Justement, pourquoi ne pas se concentrer tout de suite sur le développement de la desserte régionale ferroviaire ?

« La ligne nouvelle du Lyon-Turin est un instrument qui nous permettra de faire de la desserte régionale moyenne distance rapide et attractive. Elle libérera les lignes classiques pour faire de la desserte régionale courte distance. »

Alain Caraco est notamment soutenu par la maire socialiste de Chambéry. Bernadette Laclais, par ailleurs première vice-présidente de la Région Rhône-Alpes, a déclaré dans un entretien à La Voix des Allobroges : « je soutiens donc Alain Caraco […] car il défend le Lyon – Turin, ce qui n’est plus le cas d’un grand nombre de militants et surtout du groupe d’élus qui siège à la région Rhône-Alpes. C’est un sujet un peu complexe, car j’ai constaté que, chez Europe Écologie, ceux qui connaissent le réseau ferroviaire en Savoie sont favorables au Lyon – Turin, y compris à son volet voyageur. C’est qu’on a un grand problème avec 43 km de voie unique entre Saint-André-le-Gaz et Chambéry. Alain Caraco partage cette analyse, mais les élus écologistes de Savoie ont une vision qui n’est pas celles de ceux qui connaissent les difficultés du réseau ferroviaire. »
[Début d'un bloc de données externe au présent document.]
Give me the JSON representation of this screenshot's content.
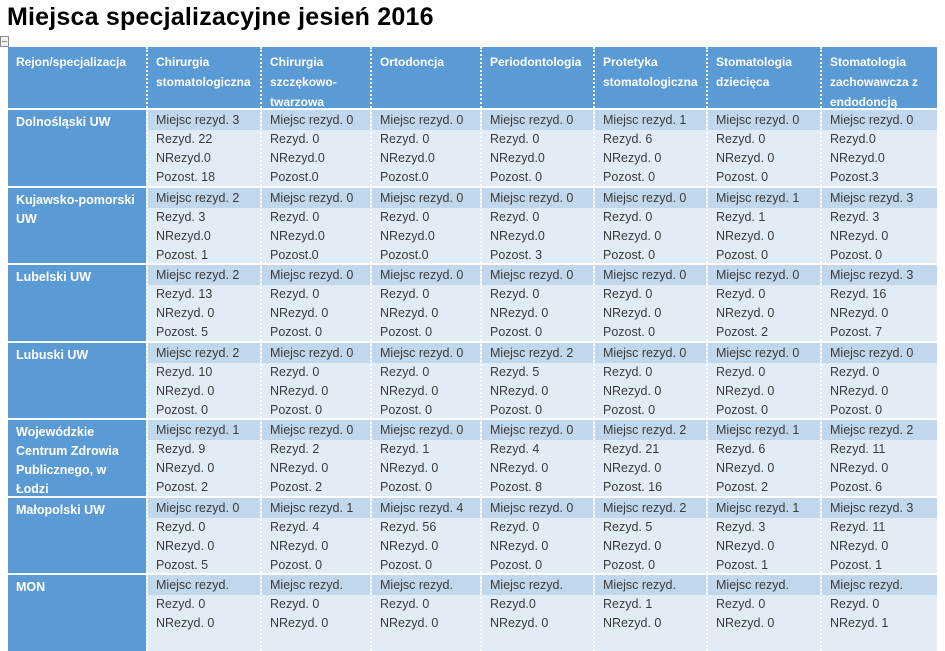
{
  "page": {
    "title": "Miejsca specjalizacyjne jesień 2016"
  },
  "colors": {
    "header_blue": "#5b9bd5",
    "band_blue": "#c1d7eb",
    "cell_blue": "#e1ecf7",
    "header_text": "#ffffff",
    "cell_text": "#3b3b3b"
  },
  "table": {
    "columns": [
      "Rejon/specjalizacja",
      "Chirurgia stomatologiczna",
      "Chirurgia szczękowo-twarzowa",
      "Ortodoncja",
      "Periodontologia",
      "Protetyka stomatologiczna",
      "Stomatologia dziecięca",
      "Stomatologia zachowawcza z endodoncją"
    ],
    "rows": [
      {
        "region": "Dolnośląski UW",
        "cells": [
          [
            "Miejsc rezyd. 3",
            "Rezyd. 22",
            "NRezyd.0",
            "Pozost. 18"
          ],
          [
            "Miejsc rezyd. 0",
            "Rezyd. 0",
            "NRezyd.0",
            "Pozost.0"
          ],
          [
            "Miejsc rezyd. 0",
            "Rezyd. 0",
            "NRezyd.0",
            "Pozost.0"
          ],
          [
            "Miejsc rezyd. 0",
            "Rezyd. 0",
            "NRezyd.0",
            "Pozost. 0"
          ],
          [
            "Miejsc rezyd. 1",
            "Rezyd. 6",
            "NRezyd. 0",
            "Pozost. 0"
          ],
          [
            "Miejsc rezyd. 0",
            "Rezyd. 0",
            "NRezyd. 0",
            "Pozost. 0"
          ],
          [
            "Miejsc rezyd. 0",
            "Rezyd.0",
            "NRezyd.0",
            "Pozost.3"
          ]
        ]
      },
      {
        "region": "Kujawsko-pomorski UW",
        "cells": [
          [
            "Miejsc rezyd. 2",
            "Rezyd. 3",
            "NRezyd.0",
            "Pozost. 1"
          ],
          [
            "Miejsc rezyd. 0",
            "Rezyd. 0",
            "NRezyd.0",
            "Pozost.0"
          ],
          [
            "Miejsc rezyd. 0",
            "Rezyd. 0",
            "NRezyd.0",
            "Pozost.0"
          ],
          [
            "Miejsc rezyd. 0",
            "Rezyd. 0",
            "NRezyd.0",
            "Pozost. 3"
          ],
          [
            "Miejsc rezyd. 0",
            "Rezyd. 0",
            "NRezyd. 0",
            "Pozost. 0"
          ],
          [
            "Miejsc rezyd. 1",
            "Rezyd. 1",
            "NRezyd. 0",
            "Pozost. 0"
          ],
          [
            "Miejsc rezyd. 3",
            "Rezyd. 3",
            "NRezyd. 0",
            "Pozost. 0"
          ]
        ]
      },
      {
        "region": "Lubelski UW",
        "cells": [
          [
            "Miejsc rezyd. 2",
            "Rezyd. 13",
            "NRezyd. 0",
            "Pozost. 5"
          ],
          [
            "Miejsc rezyd. 0",
            "Rezyd. 0",
            "NRezyd. 0",
            "Pozost. 0"
          ],
          [
            "Miejsc rezyd. 0",
            "Rezyd. 0",
            "NRezyd. 0",
            "Pozost. 0"
          ],
          [
            "Miejsc rezyd. 0",
            "Rezyd. 0",
            "NRezyd. 0",
            "Pozost. 0"
          ],
          [
            "Miejsc rezyd. 0",
            "Rezyd. 0",
            "NRezyd. 0",
            "Pozost. 0"
          ],
          [
            "Miejsc rezyd. 0",
            "Rezyd. 0",
            "NRezyd. 0",
            "Pozost. 2"
          ],
          [
            "Miejsc rezyd. 3",
            "Rezyd. 16",
            "NRezyd. 0",
            "Pozost. 7"
          ]
        ]
      },
      {
        "region": "Lubuski UW",
        "cells": [
          [
            "Miejsc rezyd. 2",
            "Rezyd. 10",
            "NRezyd. 0",
            "Pozost. 0"
          ],
          [
            "Miejsc rezyd. 0",
            "Rezyd. 0",
            "NRezyd. 0",
            "Pozost. 0"
          ],
          [
            "Miejsc rezyd. 0",
            "Rezyd. 0",
            "NRezyd. 0",
            "Pozost. 0"
          ],
          [
            "Miejsc rezyd. 2",
            "Rezyd. 5",
            "NRezyd. 0",
            "Pozost. 0"
          ],
          [
            "Miejsc rezyd. 0",
            "Rezyd. 0",
            "NRezyd. 0",
            "Pozost. 0"
          ],
          [
            "Miejsc rezyd. 0",
            "Rezyd. 0",
            "NRezyd. 0",
            "Pozost. 0"
          ],
          [
            "Miejsc rezyd. 0",
            "Rezyd. 0",
            "NRezyd. 0",
            "Pozost. 0"
          ]
        ]
      },
      {
        "region": "Wojewódzkie Centrum Zdrowia Publicznego, w Łodzi",
        "cells": [
          [
            "Miejsc rezyd. 1",
            "Rezyd. 9",
            "NRezyd. 0",
            "Pozost. 2"
          ],
          [
            "Miejsc rezyd. 0",
            "Rezyd. 2",
            "NRezyd. 0",
            "Pozost. 2"
          ],
          [
            "Miejsc rezyd. 0",
            "Rezyd. 1",
            "NRezyd. 0",
            "Pozost. 0"
          ],
          [
            "Miejsc rezyd. 0",
            "Rezyd. 4",
            "NRezyd. 0",
            "Pozost. 8"
          ],
          [
            "Miejsc rezyd. 2",
            "Rezyd. 21",
            "NRezyd. 0",
            "Pozost. 16"
          ],
          [
            "Miejsc rezyd. 1",
            "Rezyd. 6",
            "NRezyd. 0",
            "Pozost. 2"
          ],
          [
            "Miejsc rezyd. 2",
            "Rezyd. 11",
            "NRezyd. 0",
            "Pozost. 6"
          ]
        ]
      },
      {
        "region": "Małopolski UW",
        "cells": [
          [
            "Miejsc rezyd. 0",
            "Rezyd. 0",
            "NRezyd. 0",
            "Pozost. 5"
          ],
          [
            "Miejsc rezyd. 1",
            "Rezyd. 4",
            "NRezyd. 0",
            "Pozost. 0"
          ],
          [
            "Miejsc rezyd. 4",
            "Rezyd. 56",
            "NRezyd. 0",
            "Pozost. 0"
          ],
          [
            "Miejsc rezyd. 0",
            "Rezyd. 0",
            "NRezyd. 0",
            "Pozost. 0"
          ],
          [
            "Miejsc rezyd. 2",
            "Rezyd. 5",
            "NRezyd. 0",
            "Pozost. 0"
          ],
          [
            "Miejsc rezyd. 1",
            "Rezyd. 3",
            "NRezyd. 0",
            "Pozost. 1"
          ],
          [
            "Miejsc rezyd. 3",
            "Rezyd. 11",
            "NRezyd. 0",
            "Pozost. 1"
          ]
        ]
      },
      {
        "region": "MON",
        "cells": [
          [
            "Miejsc rezyd.",
            "Rezyd. 0",
            "NRezyd. 0"
          ],
          [
            "Miejsc rezyd.",
            "Rezyd. 0",
            "NRezyd. 0"
          ],
          [
            "Miejsc rezyd.",
            "Rezyd. 0",
            "NRezyd. 0"
          ],
          [
            "Miejsc rezyd.",
            "Rezyd.0",
            "NRezyd. 0"
          ],
          [
            "Miejsc rezyd.",
            "Rezyd. 1",
            "NRezyd. 0"
          ],
          [
            "Miejsc rezyd.",
            "Rezyd. 0",
            "NRezyd. 0"
          ],
          [
            "Miejsc rezyd.",
            "Rezyd. 0",
            "NRezyd. 1"
          ]
        ]
      }
    ]
  }
}
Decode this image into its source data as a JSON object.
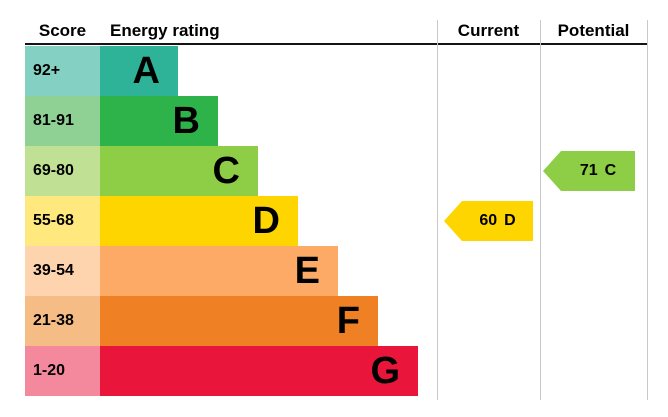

France Bleu Pays de Savoie avait organisé un débat avant le premier tour. Dominique Dord avait décliné l’invitation de la radio publique. Alain Caraco avait défendu la mise en place d’une autorité organisatrice de la mobilité durable pour gérer les questions de transport sur le secteur de Chambéry et Aix-les-Bains. Cet idée figure dans le programme de François Hollande pour les transports en septième position (lire). Il avait indirectement critiqué Dominique Dord en pointant du doigt la politique transports de la CALB. Pour Alain Caraco : « le mauvais élève c’est CALB, avec un versement transport trop fois plus faible qu’à Chambéry« . Et le candidat écologiste n’a pas manqué de citer un exemple très significatif : la desserte de l’université et de Technolac sur la commune du Bourget-du-Lac, avec un bus toutes les 10 minutes vers Chambéry (réseau STAC) et seulement toutes les 40 minutes vers Aix-les-Bains (réseau Ondéa).